DMBLGIT set my photography standard of a dream blog before I even thought about blogging. Dreamt very hard that one day I would hope to win DMBLGIT. Had enjoyed and patronized Bonbini and Tartelette which are both extraordinary blogs. So thanks to Thip of Bonbini and Helen of Tartelette who are great bakers, fantastic food stylists and photographers, and of course DMBLGIT winners and my true source of inspirations! And nevertheless, Vegan Yum Yum was my illumination for practicing sunlight photography and getting my first professional camera. Thanks Lolo!

I like to share my most happiness with Fitri of Rumah Manis who is my great Indonesian fellow blogger. Thanks Fitri for being a good friend even though we never really met! And to Robert Lau of Talk3Talk4 who shared great thoughts and reminded me of my origin, gave my very first post comment and was my first blog follower. Thanks Robert!

Of all these eight months or coming nine months of blogging, I like to express my gratitudes to many bloggers who have been constantly pouring their support and words of encouragement, and inspiring me with their blog contents. And of course, my praise to fellow Daring Bakers and Daring Cooks who live everyday with passion and curiosity. Thank you all!

Friday, July 24, 2009

Noir



Everything seems to be black when a relationship ends. When I come back into my empty room, there is a void - hollow feeling that someone that was once warmly occupying every corners of my space had vanished. Some of his belongings are still lying around not knowning that things have changed. Could still remember the laughter and jokes which were once shared so intimately. And four and a half months of memories ... sweet and bitter!

These all seem unavoidable as I slowly let go of my misery, embrace myself and assure that I will make it through, all over again... alone!



Of all the black sadness and loneliness, I am glad a red tint of comfort splashes through my heart telling myself that I have done the right thing. Choosing to love myself more when the other just couldn't care less. People can come and go into my life, but I will always be there for myself...



BLACK SESAME MACARONS
Makes 10 macarons

1. Black Sesame Macarons

Prepare: 1 big baking tray lined with a Silpat or parchment paper



Ingredients :
- Egg white > 70 grams
- Sugar > 50 grams
- Icing sugar > 90 grams
- Ground almond > 45 grams
- Ground black sesame > 25 grams



Method :
- Combine icing sugar, ground black sesame and ground almond. Sieve.
- Whip egg white until frothy. Add sugar and continue whipping until stiff peaks form.
- Fold almond and icing mixture gradually into the egg white in 2 additions. Mix carefully with a spatula until batter is shiny and flowy like magma.
- Fill batter into piping bag tipped with a plain circular nozzle and pipe into a circle with a diameter of 3 cm.
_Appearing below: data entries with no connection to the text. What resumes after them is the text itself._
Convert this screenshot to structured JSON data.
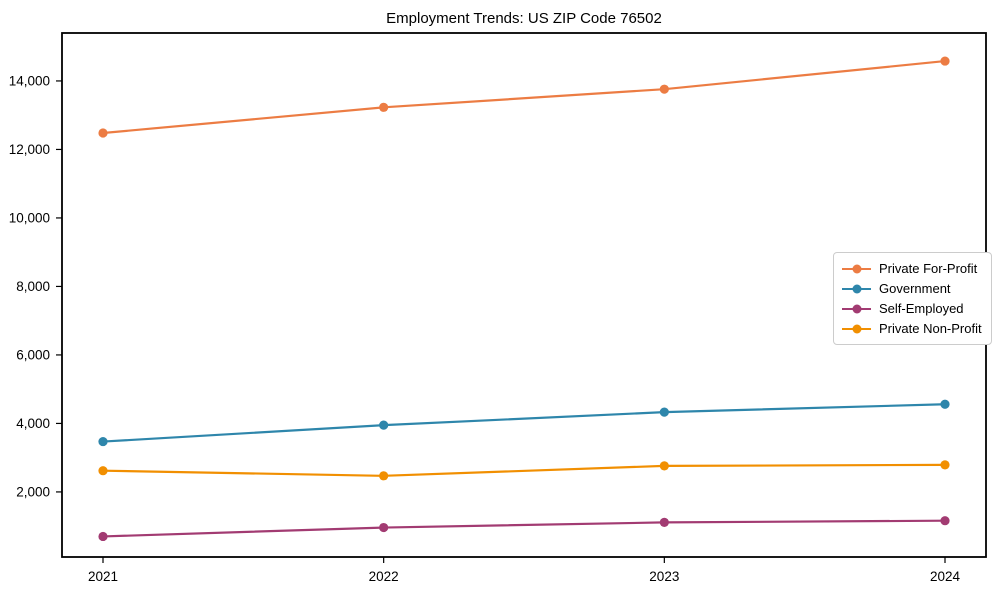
{
  "chart_data": {
    "type": "line",
    "title": "Employment Trends: US ZIP Code 76502",
    "x": [
      "2021",
      "2022",
      "2023",
      "2024"
    ],
    "series": [
      {
        "name": "Private For-Profit",
        "color": "#EC7C43",
        "values": [
          12480,
          13230,
          13760,
          14580
        ]
      },
      {
        "name": "Government",
        "color": "#2E86AB",
        "values": [
          3470,
          3950,
          4330,
          4560
        ]
      },
      {
        "name": "Self-Employed",
        "color": "#A23B72",
        "values": [
          700,
          960,
          1110,
          1160
        ]
      },
      {
        "name": "Private Non-Profit",
        "color": "#F18F01",
        "values": [
          2620,
          2470,
          2760,
          2790
        ]
      }
    ],
    "xlabel": "",
    "ylabel": "",
    "ylim": [
      100,
      15400
    ],
    "yticks": [
      2000,
      4000,
      6000,
      8000,
      10000,
      12000,
      14000
    ],
    "grid": false,
    "legend_position": "center right",
    "marker": "circle",
    "axis_color": "#000000",
    "background_color": "#ffffff"
  }
}
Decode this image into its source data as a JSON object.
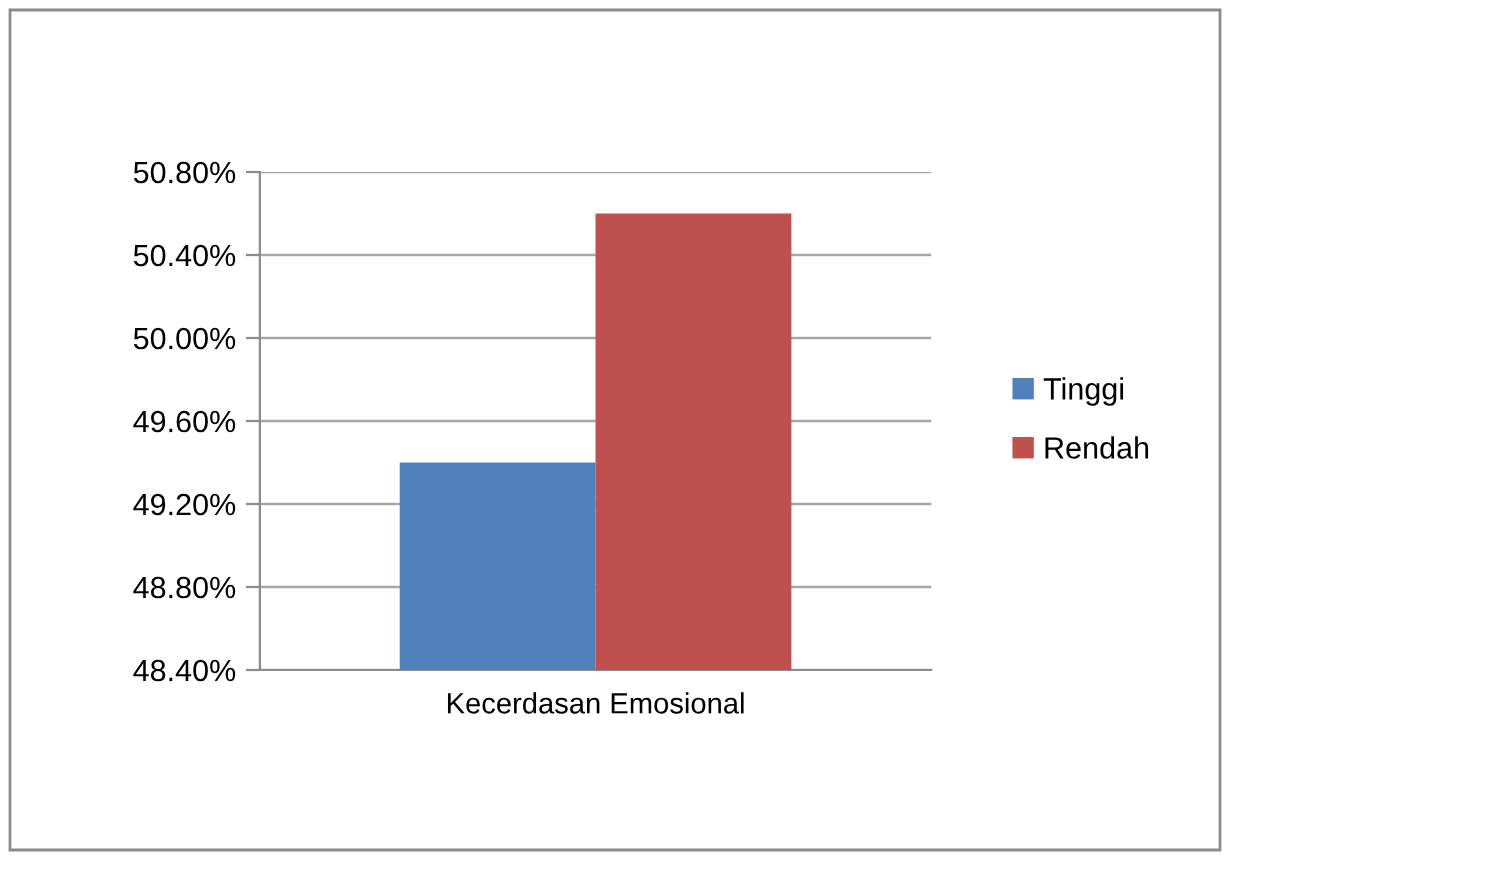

Piping makes 20 pieces.



- Leave to rest until surface of these pipings are flat and dry or when touched, it doesn't stick to our finger.
- Preheat oven at 150°C.
- Bake at 150°C for 8-10 minutes. Reduce temperature to 125°C, turn tray 180 degrees and continue baking for 8-10 minutes.
- Cool on the rack and detach from Silpat or parchment paper.



2. Black Sesame cream

Ingredients :
- Whipping cream > 50 grams
- Sesame paste > 20 grams

Method :
- Beat whipping cream until stiff peaks form. Add black sesame paste and mix thoroughly.



3. Assembly

- Fill black sesame cream into piping bag and pipe on the macaron. Top with the other macaron to form like a sandwich.